Description
These soft and fluffy Thanksgiving Rolls are a perfect addition to your holiday meal. Made with milk, butter, and a touch of sugar, these homemade rolls are tender, buttery, and deliciously golden brown. They rise twice for extra fluffiness and are brushed with melted butter for a rich finish.
Ingredients
Scale
Dough Ingredients
- 1 cup milk (227g)
- 2 tbsp granulated sugar (25g)
- ½ tsp kosher salt
- 4 tbsp unsalted butter (57g, divided: 2 tbsp melted for dough, 2 tbsp for brushing)
- 2¼ tsp instant yeast (7g, 1 envelope)
- 2½ cups all-purpose flour (300g, spooned and leveled)
Instructions
- Warm the milk mixture: Heat the milk, sugar, salt, and 2 tablespoons of butter on the stove until the mixture reaches 110°F, making sure not to overheat to preserve the yeast’s effectiveness. Transfer the warm mixture to a stand mixer bowl.
- Add yeast and activate: Stir in the instant yeast and let the mixture sit for a few minutes until it becomes foamy, indicating the yeast is active.
- Attach dough hook: Fit the dough hook attachment to your stand mixer to prepare for kneading.

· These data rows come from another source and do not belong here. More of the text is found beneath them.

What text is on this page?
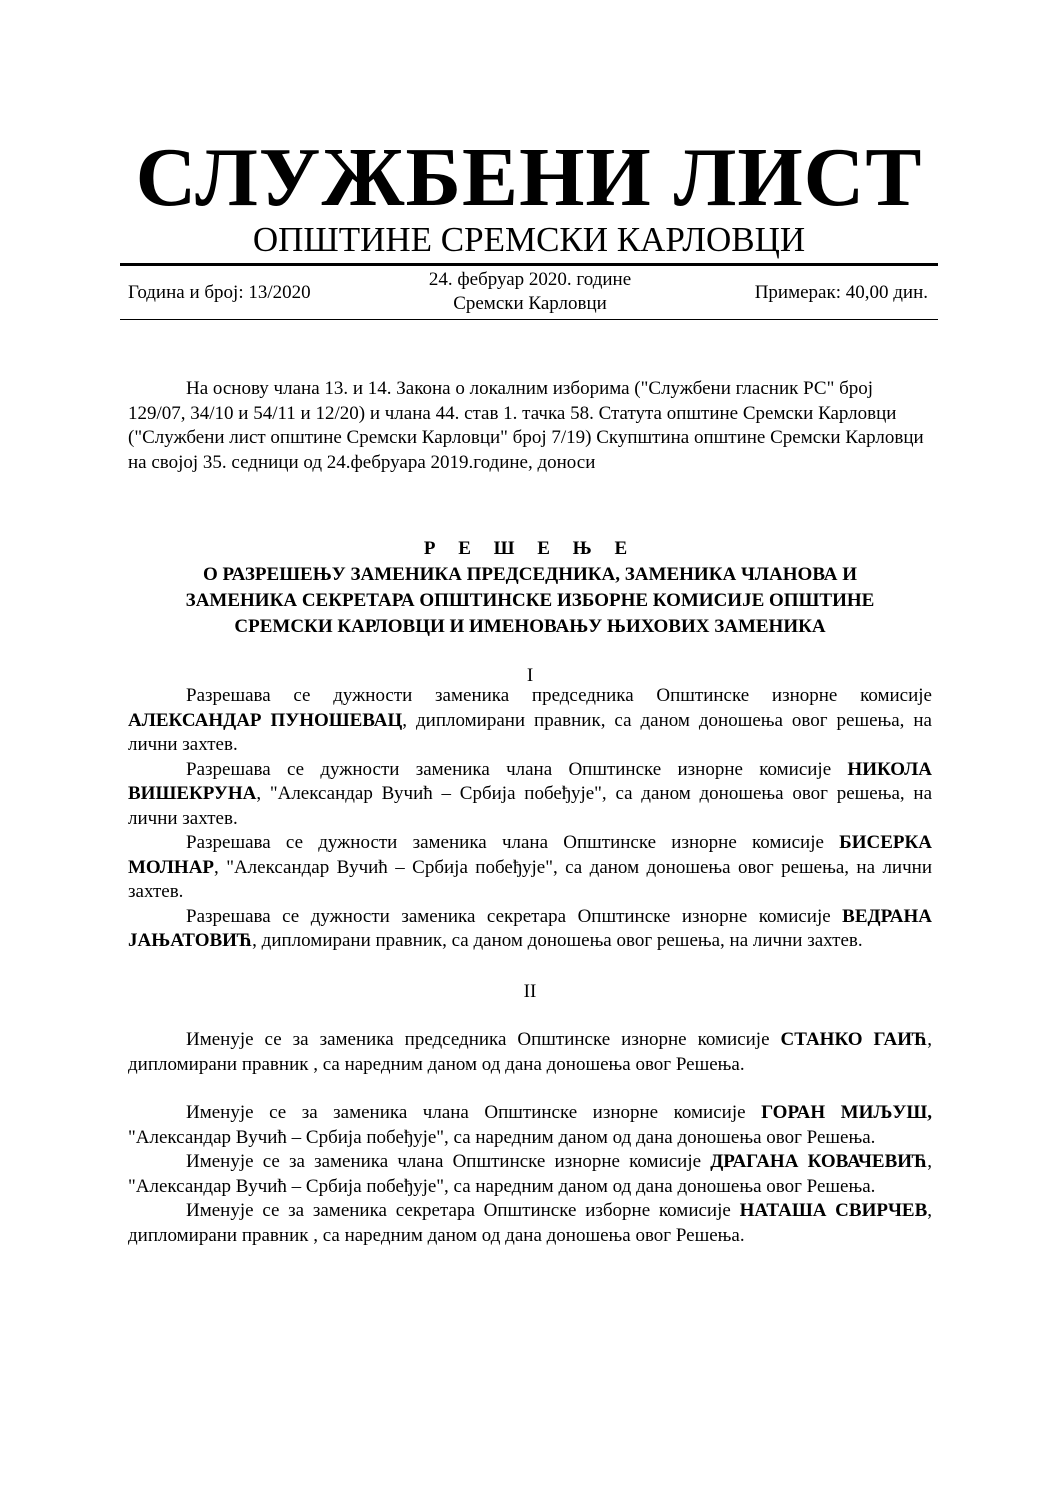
СЛУЖБЕНИ ЛИСТ
ОПШТИНЕ СРЕМСКИ КАРЛОВЦИ
Година и број: 13/2020
24. фебруар 2020. године
Сремски Карловци
Примерак: 40,00 дин.

На основу члана 13. и 14. Закона о локалним изборима ("Службени гласник РС" број 129/07, 34/10 и 54/11 и 12/20) и члана 44. став 1. тачка 58. Статута општине Сремски Карловци ("Службени лист општине Сремски Карловци" број 7/19) Скупштина општине Сремски Карловци на својој 35. седници од 24.фебруара 2019.године, доноси

Р Е Ш Е Њ Е
О РАЗРЕШЕЊУ ЗАМЕНИКА ПРЕДСЕДНИКА, ЗАМЕНИКА ЧЛАНОВА И
ЗАМЕНИКА СЕКРЕТАРА ОПШТИНСКЕ ИЗБОРНЕ КОМИСИЈЕ ОПШТИНЕ
СРЕМСКИ КАРЛОВЦИ И ИМЕНОВАЊУ ЊИХОВИХ ЗАМЕНИКА
I

Разрешава се дужности заменика председника Општинске изнорне комисије АЛЕКСАНДАР ПУНОШЕВАЦ, дипломирани правник, са даном доношења овог решења, на лични захтев.

Разрешава се дужности заменика члана Општинске изнорне комисије НИКОЛА ВИШЕКРУНА, "Александар Вучић – Србија побеђује", са даном доношења овог решења, на лични захтев.

Разрешава се дужности заменика члана Општинске изнорне комисије БИСЕРКА МОЛНАР, "Александар Вучић – Србија побеђује", са даном доношења овог решења, на лични захтев.

Разрешава се дужности заменика секретара Општинске изнорне комисије ВЕДРАНА ЈАЊАТОВИЋ, дипломирани правник, са даном доношења овог решења, на лични захтев.

II

Именује се за заменика председника Општинске изнорне комисије СТАНКО ГАИЋ, дипломирани правник , са наредним даном од дана доношења овог Решења.

Именује се за заменика члана Општинске изнорне комисије ГОРАН МИЉУШ, "Александар Вучић – Србија побеђује", са наредним даном од дана доношења овог Решења.

Именује се за заменика члана Општинске изнорне комисије ДРАГАНА КОВАЧЕВИЋ, "Александар Вучић – Србија побеђује", са наредним даном од дана доношења овог Решења.

Именује се за заменика секретара Општинске изборне комисије НАТАША СВИРЧЕВ, дипломирани правник , са наредним даном од дана доношења овог Решења.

- Add flour and knead: Add the flour and mix on low speed for 3-4 minutes until a smooth and elastic dough ball forms.
- First rise: Cover the bowl with a kitchen towel and let the dough rise in a warm place for about 30 minutes, or until doubled in size.
- Shape rolls: Divide the risen dough into 12 equal portions, approximately 51 grams each. Place these dough balls into a greased 9×13-inch baking pan.
- Preheat oven: Heat your oven to 375°F (190°C) to prepare for baking.
- Second rise: Cover the dough balls again with a towel and let them rise for another 30 minutes until puffy and nearly doubled.
- Bake the rolls: Remove the towel and bake the rolls in the preheated oven for 12-15 minutes until their tops turn a beautiful golden brown.
- Melt remaining butter: While the rolls bake, melt the remaining 2 tablespoons of butter for finishing.
- Brush rolls with butter: As soon as the rolls come out of the oven, brush their tops generously with the melted butter to give a shiny, flavorful finish.
Notes
- Ensure the milk mixture is at the correct temperature (110°F) to activate the yeast without killing it.
- Use fresh yeast for the best rise and texture.
- The dough should be kneaded until smooth but avoid over-kneading to maintain softness.
- The twice-rising process is key to getting fluffy rolls.
- Brush with butter immediately after baking to lock in moisture and add flavor.
- These rolls can be stored in an airtight container and reheated gently before serving.